Plan détaillé: dissertation sur le théâtre

 

Vous discuterez cette affirmation faite par Antoine Vitez alors qu'il évoquait la création d'un « atelier permanent de farce et de tragédie » au Théâtre d'Ivry :

« Il y a en effet beaucoup de parenté entre la farce et la tragédie. L'une et l'autre sont fondées sur une idée de l'absolu, et sur une folie, un sens de l'impossible, qui les désignent à nos yeux comme le théâtre par excellence. »

 

Programme de La Jalousie du Barbouillé (1974), dans Le Théâtre des idées, Gallimard, 1991.

 Alors qu'il évoquait la création d'un « atelier permanent de farce et de tragédie » au Théâtre d'Ivry, Antoine Vitezthéâtre affirme « Il y a en effet beaucoup de parenté entre la farce et la tragédie. L'une et l'autre sont fondées sur une idée de l'absolu, et sur une folie, un sens de l'impossible, qui les désignent à nos yeux comme le théâtre par excellence. » Quand, dans lePetit Robert la tragédie est définie comme : « une œuvre dramatique en vers, présentant une action tragique dont les événements, par le jeu de certaines règles ou bienséances se traduisent essentiellement en conflits intérieurs chez des personnages illustres aux prises avec un destin exceptionnel » et qu'en face dans son Dictionnaire historique du théâtre (1885) Pougin qualifie les farces de «  petites pièces courtes, d'un comique bas, trivial, burlesque et la plupart du temps très licencieux, qui cherchaient surtout à exciter le gros rire de la foule. » il paraît difficile de concilier farce et tragédie. Cette grande « parenté » entre farce et tragédie supporte-elle la contradiction de deux genres semblant fondamentalement distincts ?

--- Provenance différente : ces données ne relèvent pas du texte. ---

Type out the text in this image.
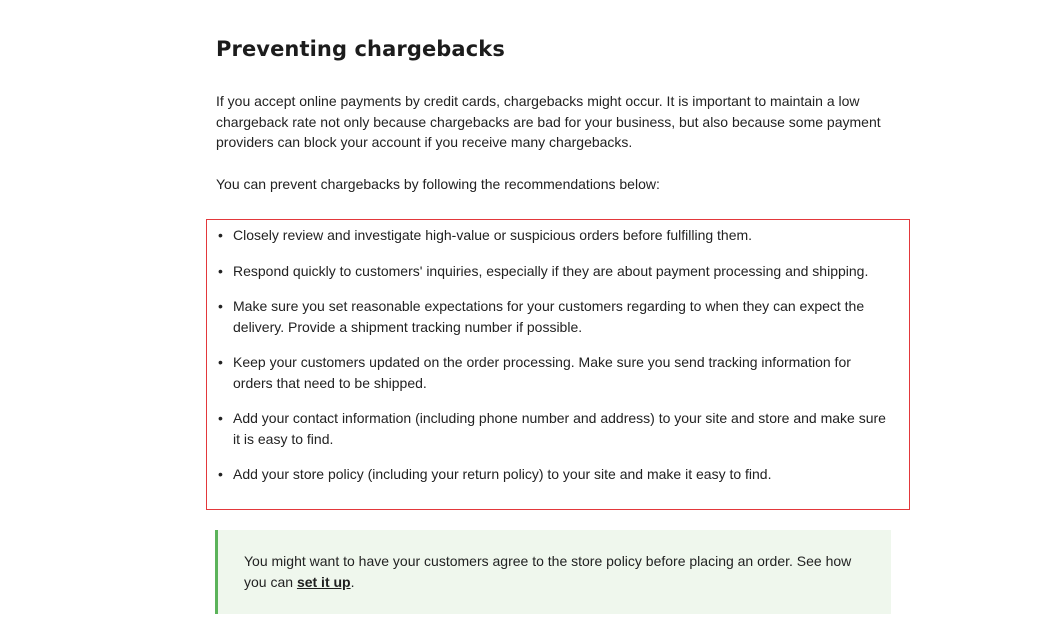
Preventing chargebacks

If you accept online payments by credit cards, chargebacks might occur. It is important to maintain a low chargeback rate not only because chargebacks are bad for your business, but also because some payment providers can block your account if you receive many chargebacks.

You can prevent chargebacks by following the recommendations below:

• Closely review and investigate high-value or suspicious orders before fulfilling them.
• Respond quickly to customers' inquiries, especially if they are about payment processing and shipping.
• Make sure you set reasonable expectations for your customers regarding to when they can expect the delivery. Provide a shipment tracking number if possible.
• Keep your customers updated on the order processing. Make sure you send tracking information for orders that need to be shipped.
• Add your contact information (including phone number and address) to your site and store and make sure it is easy to find.
• Add your store policy (including your return policy) to your site and make it easy to find.

You might want to have your customers agree to the store policy before placing an order. See how you can set it up.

Il s'agira de décrire comment se décline la symétrie entre la tragédie et la farce tout en prenant en compte le point de vue adverse à travers la scission entre ces deux genres au sujet des thèmes, des personnages et du public. Enfin, nous terminerons notre raisonnement en démontrant que cette distinction s'est effacée au fil du temps, allant du brouillage des genres à travers l'invention de genres intermédiaires à la remise en cause totale de la question du genre.

 

 I. Une parenté certaine entre farce et tragédie.

 Victor Hugo : « Shakespeare a la tragédie, la comédie, la féerie, l'hymne, la farce, le vaste rire divin, la terreur et l'horreur, et pour tout dire en un mot, le drame... Le rayonnement du génie dans tous les sens, c'est là Shakespeare ».

 1. Genre comique et tragique rapprochés dès Aristote

-Pour Aristote l’action est la notion centrale des trois genres que sont l'épopée, la tragédie et la comédie. Tous se ressemblent car ils représentent des actions dont les actants sont des hommes : représentation de personnages agissants. La farce n'existant pas encore au IVème siècle en ces termes (bien que l'on puisse considérer Plaute par exemple, comme précurseur, avec La Comédie de la marmite), nous considérerons qu'à posteriori il est possible de l'intégrer dans le genre comique dans le sens (restrictif) où toutes deux font rire.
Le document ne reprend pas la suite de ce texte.